Apprise grants you the ability to override this which you're all leveraging here. So perhaps leaving it the way it is ideal, but instead just better document this memory issue you're having (and others too). The app consumes a small amount of memory, but your systems have a high core count(my guess) which makes it seem unreasonable? Is it fair to say that?
Thoughts?
Imho, this is about the expectation of usage vs resources
. Let's assume I use 1000 requests per day. Do I need 6x (my PC only had 6 cores) CPU resources and memories? Even one is more than enough. That's my credit.
Glad to hear. Perhaps the outcome of this is to not automatically generate the worker count based on the number of cpu cores (as documented by gunicorn), but fix it to a lower default value. It's set to a production setting now.

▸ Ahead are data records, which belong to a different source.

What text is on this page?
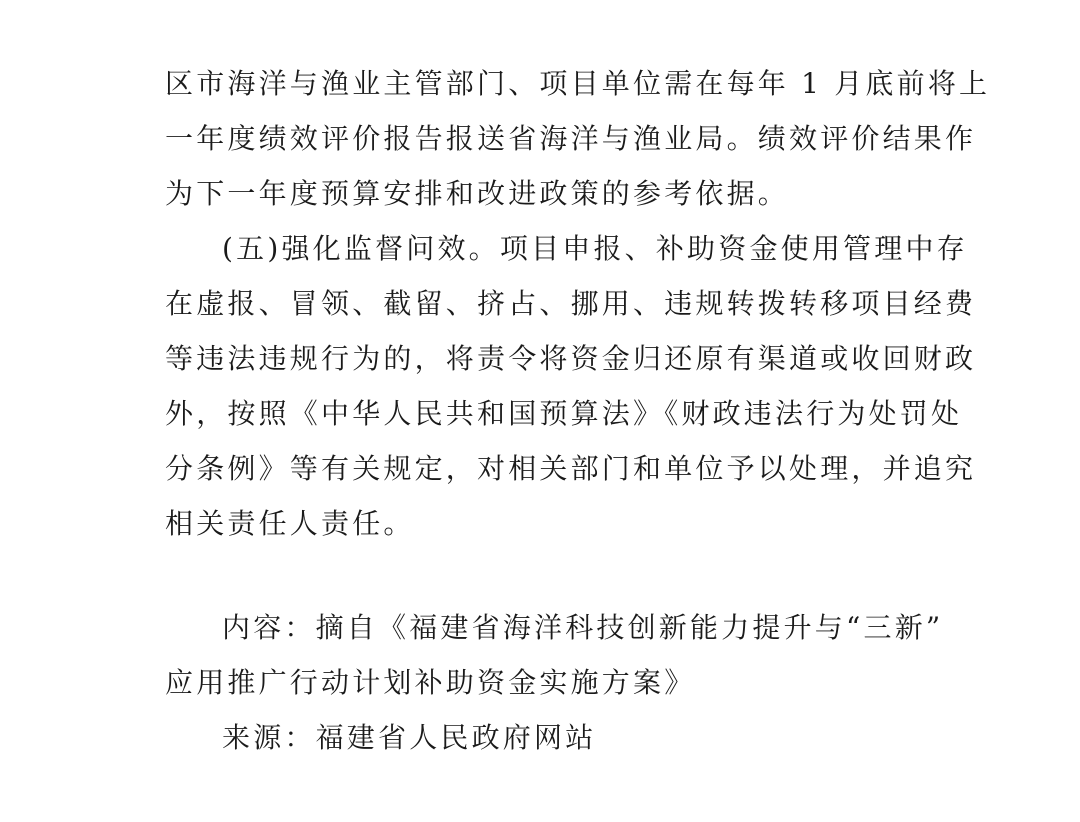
区市海洋与渔业主管部门、项目单位需在每年 1 月底前将上
一年度绩效评价报告报送省海洋与渔业局。绩效评价结果作
为下一年度预算安排和改进政策的参考依据。
(五)强化监督问效。项目申报、补助资金使用管理中存
在虚报、冒领、截留、挤占、挪用、违规转拨转移项目经费
等违法违规行为的，将责令将资金归还原有渠道或收回财政
外，按照《中华人民共和国预算法》《财政违法行为处罚处
分条例》等有关规定，对相关部门和单位予以处理，并追究
相关责任人责任。
内容：摘自《福建省海洋科技创新能力提升与“三新”
应用推广行动计划补助资金实施方案》
来源：福建省人民政府网站
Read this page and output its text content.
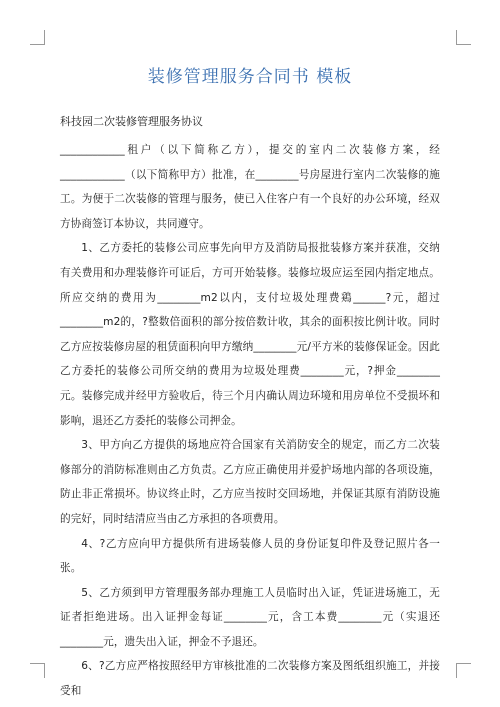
装修管理服务合同书 模板

科技园二次装修管理服务协议

____________租户（以下简称乙方），提交的室内二次装修方案，经____________（以下简称甲方）批准，在________号房屋进行室内二次装修的施工。为便于二次装修的管理与服务，使已入住客户有一个良好的办公环境，经双方协商签订本协议，共同遵守。

1、乙方委托的装修公司应事先向甲方及消防局报批装修方案并获准，交纳有关费用和办理装修许可证后，方可开始装修。装修垃圾应运至园内指定地点。所应交纳的费用为________m2以内，支付垃圾处理费鶏______?元，超过________m2的，?整数倍面积的部分按倍数计收，其余的面积按比例计收。同时乙方应按装修房屋的租赁面积向甲方缴纳________元/平方米的装修保证金。因此乙方委托的装修公司所交纳的费用为垃圾处理费________元，?押金________元。装修完成并经甲方验收后，待三个月内确认周边环境和用房单位不受损坏和影响，退还乙方委托的装修公司押金。

3、甲方向乙方提供的场地应符合国家有关消防安全的规定，而乙方二次装修部分的消防标准则由乙方负责。乙方应正确使用并爱护场地内部的各项设施，防止非正常损坏。协议终止时，乙方应当按时交回场地，并保证其原有消防设施的完好，同时结清应当由乙方承担的各项费用。

4、?乙方应向甲方提供所有进场装修人员的身份证复印件及登记照片各一张。

5、乙方须到甲方管理服务部办理施工人员临时出入证，凭证进场施工，无证者拒绝进场。出入证押金每证________元，含工本费________元（实退还________元，遗失出入证，押金不予退还。

6、?乙方应严格按照经甲方审核批准的二次装修方案及图纸组织施工，并接受和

Apprise grants you the ability to override this which you're all leveraging here. So perhaps leaving it the way it is ideal, but instead just better document this memory issue you're having (and others too). The app consumes a small amount of memory, but your systems have a high core count(my guess) which makes it seem unreasonable? Is it fair to say that?
Thoughts?
Yeah, seems reasonable
I took @rasmusson agreement and @martadinata666's opinion and updated the README.md documentation accordingly.
I think this should cover off this ticket unless there is any disagreement?
Thoughts?
Closing off issue! Thanks for your input everyone!
:question: Question
Seems like 400mb is a lot for the type of app Apprise is(?) and when I keep bumping up it's mem allowance 100mb at a time it just eats all of that up as well. I'm not even sending messages, it's basically just idle, and it looks like this (for example):
In this sample screenshot, it's eating 53% cpu, and almost all of it's 400mb memory allowance.
Also, there are a lot of warnings, terminations, timeouts, etc. in my log; is this how it's supposed to normally look (this is just a small section of the log. it's pretty much all like this though)?